Una ruota panoramica al parco Sempione

Sarebbe alta 70 metri con un diametro di 60. Ogni cabina è dotata di uno schermo

Anche a Milano un grande ruota panoramica. Come in tutte le più grandi città del mondo. Ce l’hanno Londra, Tokio, Amburgo, Johannesburg. Parigi ne ha addirittura due, in Place de la Concorde e al Louvre. Presto ce l’avranno Las Vegas, Malbourne, Berlino, Hong Kong, Atene, Madrid, Pechino e Shanghai. Quella famosissima di Vienna, nel parco del Prater, fu costruita addirittura nel 1896. Dall’ingegnere inglese Walter Basset, per celebrare il giubileo dell’imperatore Francesco Giuseppe I che festeggiava i cinquant’anni di regno. Oggi è diventata un simbolo della città. Come un simbolo è oggi il «London eye», la ruota sopra il Tamigi da cui si può abbracciare con lo sguardo l’intera città.
«Perché non costruirne una anche a Milano?» si è chiesto Fulvio Pelucchi. Nel pedigree una famiglia da sempre impegnata negli spettacoli e nei parchi divertimento. «Mio nonno - racconta - è stato il direttore delle Varesine, mio zio è il fondatore di Gardaland. Una tradizione che continua. E così anch’io ho pensato che sarebbe bello dare a Milano qualcosa di bello, qualcosa di nuovo. Una grande ruota dentro parco Sempione per poter ammirare dall’alto le bellezze della città». Il progetto è già stato presentato al Comune. «Gli assessori a cui l’ho fatto vedere hanno già tutti dato un giudizio postivo». Qualche perplessità c’è sulla collocazione.

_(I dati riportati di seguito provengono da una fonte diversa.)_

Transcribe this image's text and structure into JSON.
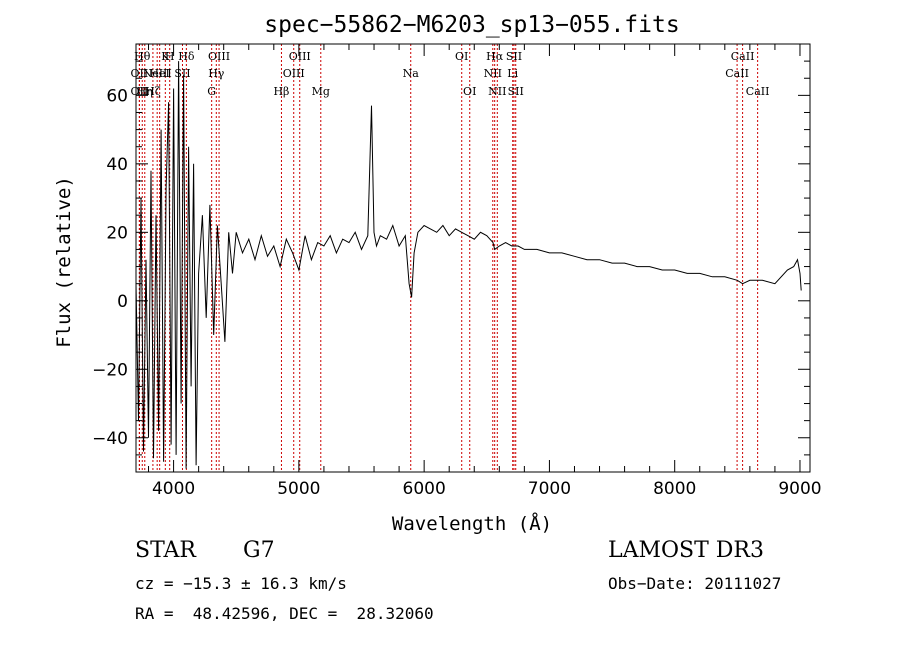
{
  "chart_data": {
    "type": "line",
    "title": "spec−55862−M6203_sp13−055.fits",
    "xlabel": "Wavelength (Å)",
    "ylabel": "Flux (relative)",
    "xlim": [
      3700,
      9080
    ],
    "ylim": [
      -50,
      75
    ],
    "x_ticks": [
      4000,
      5000,
      6000,
      7000,
      8000,
      9000
    ],
    "x_tick_labels": [
      "4000",
      "5000",
      "6000",
      "7000",
      "8000",
      "9000"
    ],
    "y_ticks": [
      -40,
      -20,
      0,
      20,
      40,
      60
    ],
    "y_tick_labels": [
      "−40",
      "−20",
      "0",
      "20",
      "40",
      "60"
    ],
    "grid": false,
    "line_color": "#000000",
    "marker_color": "#cc0000",
    "series": [
      {
        "name": "flux",
        "x": [
          3700,
          3720,
          3740,
          3760,
          3780,
          3800,
          3820,
          3840,
          3860,
          3880,
          3900,
          3920,
          3940,
          3960,
          3980,
          4000,
          4020,
          4040,
          4060,
          4080,
          4100,
          4120,
          4140,
          4160,
          4180,
          4200,
          4230,
          4260,
          4290,
          4320,
          4350,
          4380,
          4410,
          4440,
          4470,
          4500,
          4550,
          4600,
          4650,
          4700,
          4750,
          4800,
          4850,
          4900,
          4950,
          5000,
          5050,
          5100,
          5150,
          5200,
          5250,
          5300,
          5350,
          5400,
          5450,
          5500,
          5550,
          5580,
          5600,
          5620,
          5650,
          5700,
          5750,
          5800,
          5850,
          5880,
          5900,
          5920,
          5950,
          6000,
          6050,
          6100,
          6150,
          6200,
          6250,
          6300,
          6350,
          6400,
          6450,
          6500,
          6550,
          6563,
          6600,
          6650,
          6700,
          6750,
          6800,
          6900,
          7000,
          7100,
          7200,
          7300,
          7400,
          7500,
          7600,
          7700,
          7800,
          7900,
          8000,
          8100,
          8200,
          8300,
          8400,
          8500,
          8542,
          8600,
          8662,
          8700,
          8800,
          8900,
          8950,
          8980,
          9000,
          9010
        ],
        "y": [
          5,
          -35,
          30,
          -44,
          12,
          -40,
          38,
          -46,
          25,
          -38,
          50,
          -47,
          33,
          58,
          -42,
          62,
          -45,
          70,
          -30,
          66,
          -49,
          45,
          -25,
          40,
          -48,
          8,
          25,
          -5,
          28,
          -10,
          22,
          5,
          -12,
          20,
          8,
          20,
          14,
          18,
          12,
          19,
          13,
          16,
          10,
          18,
          14,
          9,
          19,
          12,
          17,
          16,
          19,
          14,
          18,
          17,
          20,
          15,
          19,
          57,
          20,
          16,
          19,
          18,
          22,
          16,
          19,
          5,
          1,
          14,
          20,
          22,
          21,
          20,
          22,
          19,
          21,
          20,
          19,
          18,
          20,
          19,
          17,
          15,
          16,
          17,
          16,
          16,
          15,
          15,
          14,
          14,
          13,
          12,
          12,
          11,
          11,
          10,
          10,
          9,
          9,
          8,
          8,
          7,
          7,
          6,
          5,
          6,
          6,
          6,
          5,
          9,
          10,
          12,
          8,
          3
        ]
      }
    ],
    "line_markers": [
      {
        "wavelength": 3750,
        "label": "Hθ",
        "row": 0
      },
      {
        "wavelength": 3727,
        "label": "OII",
        "row": 1
      },
      {
        "wavelength": 3727,
        "label": "OII",
        "row": 2
      },
      {
        "wavelength": 3770,
        "label": "Hη",
        "row": 2
      },
      {
        "wavelength": 3835,
        "label": "Hζ",
        "row": 2
      },
      {
        "wavelength": 3869,
        "label": "NeIII",
        "row": 1
      },
      {
        "wavelength": 3889,
        "label": "HeI",
        "row": 1
      },
      {
        "wavelength": 3934,
        "label": "K",
        "row": 0
      },
      {
        "wavelength": 3969,
        "label": "H",
        "row": 0
      },
      {
        "wavelength": 4071,
        "label": "SII",
        "row": 1
      },
      {
        "wavelength": 4102,
        "label": "Hδ",
        "row": 0
      },
      {
        "wavelength": 4304,
        "label": "G",
        "row": 2
      },
      {
        "wavelength": 4341,
        "label": "Hγ",
        "row": 1
      },
      {
        "wavelength": 4363,
        "label": "OIII",
        "row": 0
      },
      {
        "wavelength": 4861,
        "label": "Hβ",
        "row": 2
      },
      {
        "wavelength": 4959,
        "label": "OIII",
        "row": 1
      },
      {
        "wavelength": 5007,
        "label": "OIII",
        "row": 0
      },
      {
        "wavelength": 5175,
        "label": "Mg",
        "row": 2
      },
      {
        "wavelength": 5893,
        "label": "Na",
        "row": 1
      },
      {
        "wavelength": 6300,
        "label": "OI",
        "row": 0
      },
      {
        "wavelength": 6364,
        "label": "OI",
        "row": 2
      },
      {
        "wavelength": 6548,
        "label": "NII",
        "row": 1
      },
      {
        "wavelength": 6563,
        "label": "Hα",
        "row": 0
      },
      {
        "wavelength": 6584,
        "label": "NII",
        "row": 2
      },
      {
        "wavelength": 6707,
        "label": "Li",
        "row": 1
      },
      {
        "wavelength": 6717,
        "label": "SII",
        "row": 0
      },
      {
        "wavelength": 6731,
        "label": "SII",
        "row": 2
      },
      {
        "wavelength": 8498,
        "label": "CaII",
        "row": 1
      },
      {
        "wavelength": 8542,
        "label": "CaII",
        "row": 0
      },
      {
        "wavelength": 8662,
        "label": "CaII",
        "row": 2
      }
    ]
  },
  "info": {
    "class": "STAR",
    "subclass": "G7",
    "survey": "LAMOST DR3",
    "redshift_line": "cz = −15.3 ± 16.3 km/s",
    "obs_date_line": "Obs−Date: 20111027",
    "coords_line": "RA =  48.42596, DEC =  28.32060"
  }
}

«È un’ottima idea - commenta l’assessore al Commercio Roberto Predolin -. Certo bisognerà ottenere il via libera della Sovrintendenza. La proposta di collocarlo alle spalle del Castello è da valutare con attenzione. Capisco che qualche perplessità potrebbe esserci nel caso la ruota interrompa il “cannocchiale”, l’asse prospettico creato dalle architetture e che va dall’ingresso all’arco della Pace. Ma magari spostandola un po’ verso sinistra non si toccherebbe l’equilibrio armonico». Problemi assolutamente risolvibili, secondo Pelucchi. «Conosco bene attrazioni di questo tipo in molte città del mondo. Non bisogna pensare alla grande ruota come a un muro. È fatta di raggi e non impedisce assolutamente la vista. E poi è semovibile, non richiede nessun ancoraggio in cemento e perciò c’è sempre la possibilità di spostarla. E, per valorizzarla, può anche ospitare delle piccole attività commerciali. Per la mia esperienza via Gadio è un’area che sembra fatta apposta per questo tipo di attrezzatura». La soluzione? «Un referendum - propone Predolin -. Chiediamo ai milanesi se vogliono la ruota e dove la vogliono».
Il progetto è già pronto. Pensando a Londra dove le 32 capsule trasparenti ogni giorno riescono a trasportare 15mila passeggeri che, in una giornata di sole, possono spingere la vista a una distanza di 40 chilometri, fino al castello di Windsor. A Milano la ruota avrebbe un’altezza di 70 metri, un diametro di oltre 60 e potrebbe ruotare alla velocità di 2,7 chilometri all’ora.
In ogni cabina uno schermo con le immagini dell’esterno e una spiegazione in diverse lingue. Da utilizzare, assicurano gli ideatori, magari anche per i bambini delle scuole. «Daremo la possibilità ai turisti, ma anche ai milanesi e agli scolari - aggiunge Pelucchi - di vedere e fotografare la città da un nuovo punto di vista. E di scoprire un paesaggio nemmeno mai immaginato».